Elevance, one of the leading companies in the biochemistry industry, operates an 180,000 MT biorefinery in Gresik, Indonesia. This biorefinery processes plant-based materials and produces novel oleochemicals for use in cleaners, personal care products, coatings, oilfield chemicals, and lubricants.

New Chemical Synthesis
WTP 40 is not a mixture of separate PAO and ester base stocks. Group IV PAOs are go-to base stocks for formulators who want to develop premium lubes to meet demands for superior performance at extreme operating temperatures, viscosity that undergoes only minimum change with temperature (high viscosity index), long service life and other advantages.

Formulators frequently blend ester base stocks with PAOs to increase solvency or the ability to dissolve corrosion inhibitors, anti-wear and other additives. Synthetic esters also help balance elastomer seal compatibility of PAO base stocks.

“With WTP 40”, Stonecipher explained, “you have a new base stock with all the advantages of PAO plus improvements from built-in ester groups. Elevance converts fatty acids found in palm oil to 9-decenoic methyl ester (9-DAME) using proprietary catalyst technology. 9-DAME is a highly reactive and versatile chemical building block that we think will be very important to the future of the lubricants industry.”

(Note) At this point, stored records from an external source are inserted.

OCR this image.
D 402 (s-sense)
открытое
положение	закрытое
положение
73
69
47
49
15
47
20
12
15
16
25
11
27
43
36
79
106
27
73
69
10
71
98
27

“And then, LANXESS scientists and engineers apply a proprietary process to polymerize 9-DAME with LAOs (linear alpha olefins) to make ester-functionalized PAO – our WTP 40.” (Figure 1)

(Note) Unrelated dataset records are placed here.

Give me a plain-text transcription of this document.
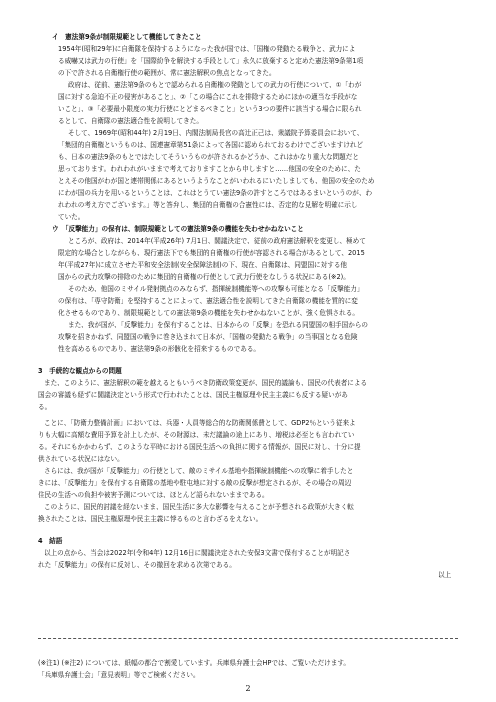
イ　憲法第9条が制限規範として機能してきたこと
1954年(昭和29年)に自衛隊を保持するようになった我が国では、「国権の発動たる戦争と、武力によ
る威嚇又は武力の行使」を「国際紛争を解決する手段として」永久に放棄すると定めた憲法第9条第1項
の下で許される自衛権行使の範囲が、常に憲法解釈の焦点となってきた。
政府は、従前、憲法第9条のもとで認められる自衛権の発動としての武力の行使について、①「わが
国に対する急迫不正の侵害があること」、②「この場合にこれを排除するためにほかの適当な手段がな
いこと」、③「必要最小限度の実力行使にとどまるべきこと」という3つの要件に該当する場合に限られ
るとして、自衛隊の憲法適合性を説明してきた。
そして、1969年(昭和44年) 2月19日、内閣法制局長官の高辻正己は、衆議院予算委員会において、
「集団的自衛権というものは、国連憲章第51条によって各国に認められておるわけでございますけれど
も、日本の憲法9条のもとではたしてそういうものが許されるかどうか、これはかなり重大な問題だと
思っております。われわれがいままで考えておりますことから申しますと……他国の安全のために、た
とえその他国がわが国と連帯関係にあるというようなことがいわれるにいたしましても、他国の安全のため
にわが国の兵力を用いるということは、これはとうてい憲法9条の許すところではあるまいというのが、わ
れわれの考え方でございます。」等と答弁し、集団的自衛権の合憲性には、否定的な見解を明確に示し
ていた。
ウ　「反撃能力」の保有は、制限規範としての憲法第9条の機能を失わせかねないこと
ところが、政府は、2014年(平成26年) 7月1日、閣議決定で、従前の政府憲法解釈を変更し、極めて
限定的な場合としながらも、現行憲法下でも集団的自衛権の行使が容認される場合があるとして、2015
年(平成27年)に成立させた平和安全法制(安全保障法制)の下、現在、自衛隊は、同盟国に対する他
国からの武力攻撃の排除のために集団的自衛権の行使として武力行使をなしうる状況にある(※2)。
そのため、他国のミサイル発射拠点のみならず、指揮統制機能等への攻撃も可能となる「反撃能力」
の保有は、「専守防衛」を堅持することによって、憲法適合性を説明してきた自衛隊の機能を質的に変
化させるものであり、制限規範としての憲法第9条の機能を失わせかねないことが、強く危惧される。
また、我が国が、「反撃能力」を保有することは、日本からの「反撃」を恐れる同盟国の相手国からの
攻撃を招きかねず、同盟国の戦争に巻き込まれて日本が、「国権の発動たる戦争」の当事国となる危険
性を高めるものであり、憲法第9条の形骸化を招来するものである。
3　手続的な観点からの問題
また、このように、憲法解釈の範を越えるともいうべき防衛政策変更が、国民的議論も、国民の代表者による
国会の審議も経ずに閣議決定という形式で行われたことは、国民主権原理や民主主義にも反する疑いがあ
る。
ことに、「防衛力整備計画」においては、兵器・人員等総合的な防衛関係費として、GDP2％という従来よ
りも大幅に高額な費用予算を計上したが、その財源は、未だ議論の途上にあり、増税は必至とも言われてい
る。それにもかかわらず、このような平時における国民生活への負担に関する情報が、国民に対し、十分に提
供されている状況にはない。
さらには、我が国が「反撃能力」の行使として、敵のミサイル基地や指揮統制機能への攻撃に着手したと
きには、「反撃能力」を保有する自衛隊の基地や駐屯地に対する敵の反撃が想定されるが、その場合の周辺
住民の生活への負担や被害予測については、ほとんど語られないままである。
このように、国民的討議を経ないまま、国民生活に多大な影響を与えることが予想される政策が大きく転
換されたことは、国民主権原理や民主主義に悖るものと言わざるをえない。
4　結語
以上の点から、当会は2022年(令和4年) 12月16日に閣議決定された安保3文書で保有することが明記さ
れた「反撃能力」の保有に反対し、その撤回を求める次第である。
(※注1) (※注2) については、紙幅の都合で割愛しています。兵庫県弁護士会HPでは、ご覧いただけます。
「兵庫県弁護士会」「意見表明」等でご検索ください。
以上
2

Figure 1. Reaction of LAO and 9-DAME to produce WTP 40 polymers with chemically bonded ester groups.

Why hasn’t someone manufactured ester-functionalized PAO until now? 

New specialty chemicals are rare because they must satisfy rules of nature (chemical bonds, etc.) and there must be practical means to produce commercial quantities. In 2005, the Nobel Prize in Chemistry was awarded “for the development of the metathesis method in organic synthesis.”

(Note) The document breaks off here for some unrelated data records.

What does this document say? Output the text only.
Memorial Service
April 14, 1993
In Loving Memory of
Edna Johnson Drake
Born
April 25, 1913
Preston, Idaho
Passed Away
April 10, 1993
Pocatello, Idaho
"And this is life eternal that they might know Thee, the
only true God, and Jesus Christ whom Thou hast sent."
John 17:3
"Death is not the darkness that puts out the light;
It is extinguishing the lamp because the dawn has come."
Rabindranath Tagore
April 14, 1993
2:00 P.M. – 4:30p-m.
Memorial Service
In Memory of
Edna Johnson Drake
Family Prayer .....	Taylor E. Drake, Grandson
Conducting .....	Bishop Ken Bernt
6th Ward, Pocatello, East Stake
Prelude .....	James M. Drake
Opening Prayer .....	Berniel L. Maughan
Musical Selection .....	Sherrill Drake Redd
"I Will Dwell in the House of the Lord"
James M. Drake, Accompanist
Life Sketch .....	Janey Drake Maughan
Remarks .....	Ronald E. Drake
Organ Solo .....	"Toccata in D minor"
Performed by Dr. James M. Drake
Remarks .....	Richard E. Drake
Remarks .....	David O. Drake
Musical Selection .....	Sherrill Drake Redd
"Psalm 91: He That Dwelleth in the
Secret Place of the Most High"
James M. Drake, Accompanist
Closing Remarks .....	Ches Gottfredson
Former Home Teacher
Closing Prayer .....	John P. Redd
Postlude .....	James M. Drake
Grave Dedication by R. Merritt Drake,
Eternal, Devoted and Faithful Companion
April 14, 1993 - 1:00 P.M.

Metathesis can be used to synthesize new chemicals that cannot be made by any other means by catalyzing reactions between molecules which exchange groups of atoms and form new molecules. Elevance uses metathesis to manufacture the 9-DAME chemistry.

Elevance Aria® WTP 40 Base Stock
WTP 40’s viscosity at 100 °C may be similar to 40 cSt PAO base stocks, but other properties differ significantly because ester groups are chemically bonded in polymer molecules of WTP 40, Table 1.
Table 1. Properties of WTP 40 versus 40 cSt PAO base stocks


No Need for Ester Compatibilizers
The ester groups bonded in WTP polymer molecules significantly improve the ability of WTP 40 to dissolve chemical additives used in lubricants. The aniline point of WTP 40 is only 99 °C versus 160 °C for a typical commercial PAO with comparable viscosity (40 cSt) at 100 °C. (Figure 2)

 

Figure 2. Aniline point for WTP 40 is substantially lower than PAO and comparable to Group 1 and Group 2 mineral base stocks.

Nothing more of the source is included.